• A “market infrastructure” is defined in the Financial Markets Act, No. 19 of 2012 (the “Act”) to include key players such as licensed exchanges, clearing houses and central securities depositories.  
  • Section 62 of the Act requires that a market infrastructure take the necessary steps to avoid, eliminate and otherwise manage conflicts of interest between its regulatory functions and its commercial services. These steps must include: “the implementation of appropriate arrangements, which arrangements must comply with the requirements prescribed by the registrar…”  

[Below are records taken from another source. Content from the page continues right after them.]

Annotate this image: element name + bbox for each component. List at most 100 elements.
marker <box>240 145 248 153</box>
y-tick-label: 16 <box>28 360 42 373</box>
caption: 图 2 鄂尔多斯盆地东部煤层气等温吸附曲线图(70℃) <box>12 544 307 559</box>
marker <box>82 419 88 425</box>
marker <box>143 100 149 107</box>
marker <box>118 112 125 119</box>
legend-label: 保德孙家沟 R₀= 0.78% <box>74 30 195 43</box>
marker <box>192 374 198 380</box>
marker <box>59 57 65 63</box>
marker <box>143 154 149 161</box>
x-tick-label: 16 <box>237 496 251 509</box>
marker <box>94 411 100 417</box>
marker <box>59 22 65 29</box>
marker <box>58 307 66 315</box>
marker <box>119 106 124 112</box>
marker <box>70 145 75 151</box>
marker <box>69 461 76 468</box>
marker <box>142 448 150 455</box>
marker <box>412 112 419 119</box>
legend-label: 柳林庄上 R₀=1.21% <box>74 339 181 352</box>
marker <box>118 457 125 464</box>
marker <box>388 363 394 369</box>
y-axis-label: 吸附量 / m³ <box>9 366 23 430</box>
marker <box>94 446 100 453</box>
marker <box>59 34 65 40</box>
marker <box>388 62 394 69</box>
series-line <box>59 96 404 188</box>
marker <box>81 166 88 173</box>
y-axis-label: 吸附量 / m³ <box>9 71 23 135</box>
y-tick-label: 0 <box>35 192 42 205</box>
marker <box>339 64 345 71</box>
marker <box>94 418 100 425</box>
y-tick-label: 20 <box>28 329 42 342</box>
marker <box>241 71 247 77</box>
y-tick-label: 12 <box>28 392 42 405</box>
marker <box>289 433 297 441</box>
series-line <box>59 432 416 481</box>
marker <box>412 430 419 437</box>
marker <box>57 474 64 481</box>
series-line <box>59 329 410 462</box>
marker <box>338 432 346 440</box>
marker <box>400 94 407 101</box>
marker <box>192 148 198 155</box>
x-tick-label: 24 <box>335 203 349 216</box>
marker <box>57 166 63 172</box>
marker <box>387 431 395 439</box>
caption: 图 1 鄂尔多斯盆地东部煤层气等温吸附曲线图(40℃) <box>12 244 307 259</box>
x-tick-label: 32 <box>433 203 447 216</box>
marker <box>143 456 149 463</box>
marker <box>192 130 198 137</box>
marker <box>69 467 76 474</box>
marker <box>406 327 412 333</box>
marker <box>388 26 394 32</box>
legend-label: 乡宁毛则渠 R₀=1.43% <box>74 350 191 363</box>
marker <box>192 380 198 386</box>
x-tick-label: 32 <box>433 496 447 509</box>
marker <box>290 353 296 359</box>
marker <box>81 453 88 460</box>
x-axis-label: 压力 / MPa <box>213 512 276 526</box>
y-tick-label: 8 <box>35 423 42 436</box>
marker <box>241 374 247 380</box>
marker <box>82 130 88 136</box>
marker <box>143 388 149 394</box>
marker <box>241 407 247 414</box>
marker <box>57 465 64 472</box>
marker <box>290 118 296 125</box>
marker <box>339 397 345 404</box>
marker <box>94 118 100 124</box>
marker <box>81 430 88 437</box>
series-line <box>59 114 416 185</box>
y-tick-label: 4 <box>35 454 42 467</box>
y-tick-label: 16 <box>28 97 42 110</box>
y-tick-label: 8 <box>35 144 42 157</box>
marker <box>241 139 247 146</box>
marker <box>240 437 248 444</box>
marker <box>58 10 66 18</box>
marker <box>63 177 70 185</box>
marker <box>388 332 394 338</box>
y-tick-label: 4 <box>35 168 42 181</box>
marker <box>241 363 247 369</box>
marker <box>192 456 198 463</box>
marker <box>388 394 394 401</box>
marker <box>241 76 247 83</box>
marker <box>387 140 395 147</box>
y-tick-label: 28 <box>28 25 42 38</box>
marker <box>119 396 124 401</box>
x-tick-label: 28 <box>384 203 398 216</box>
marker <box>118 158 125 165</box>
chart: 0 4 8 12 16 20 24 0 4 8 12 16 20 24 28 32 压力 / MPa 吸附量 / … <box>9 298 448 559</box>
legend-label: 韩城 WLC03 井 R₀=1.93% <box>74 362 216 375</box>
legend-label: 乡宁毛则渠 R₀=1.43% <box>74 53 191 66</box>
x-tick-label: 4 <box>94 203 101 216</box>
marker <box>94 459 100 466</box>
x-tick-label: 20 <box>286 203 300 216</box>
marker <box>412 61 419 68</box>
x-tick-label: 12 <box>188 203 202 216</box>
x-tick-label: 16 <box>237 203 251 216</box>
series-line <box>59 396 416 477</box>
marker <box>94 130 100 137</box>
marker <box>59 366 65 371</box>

  • On 1 January 2015, the Financial Services Board published Board Notice 1 of 2015, in terms of which the Registrar of Security Services prescribed the requirements contemplated in section 62. In terms of these requirements, a market infrastructure must:
    • establish an internal process to identify conflicts of interest;
    • record, adopt and implement policies and measures to address conflicts of interest;
    • appoint an independent committee to ensure that the market infrastructure complies with the above requirements; and
    • set out sanctions that may be taken by the market infrastructure in the event of a breach of its policies;  
  • A market infrastructure will also be required to:
    • annually assess the efficacy of the measures adopted;
    • annually prepare a Conflicts of Interest Assessment Report, which  report must comprehensively deal with the assessment of all material and relevant matters related to the market infrastructure’s management of conflicts of interest;
    • submit the report along with its Annual Supervisory Assessment Report to the registrar;
    • publish its Annual Conflicts of Interest Assessment Report; and
    • disclose the details of the nature and extent of any conflicts in its annual report contemplated in section 69 of the Financial Markets Act.   
  • A market infrastructure must comply with the notice with effect from 31 December 2015.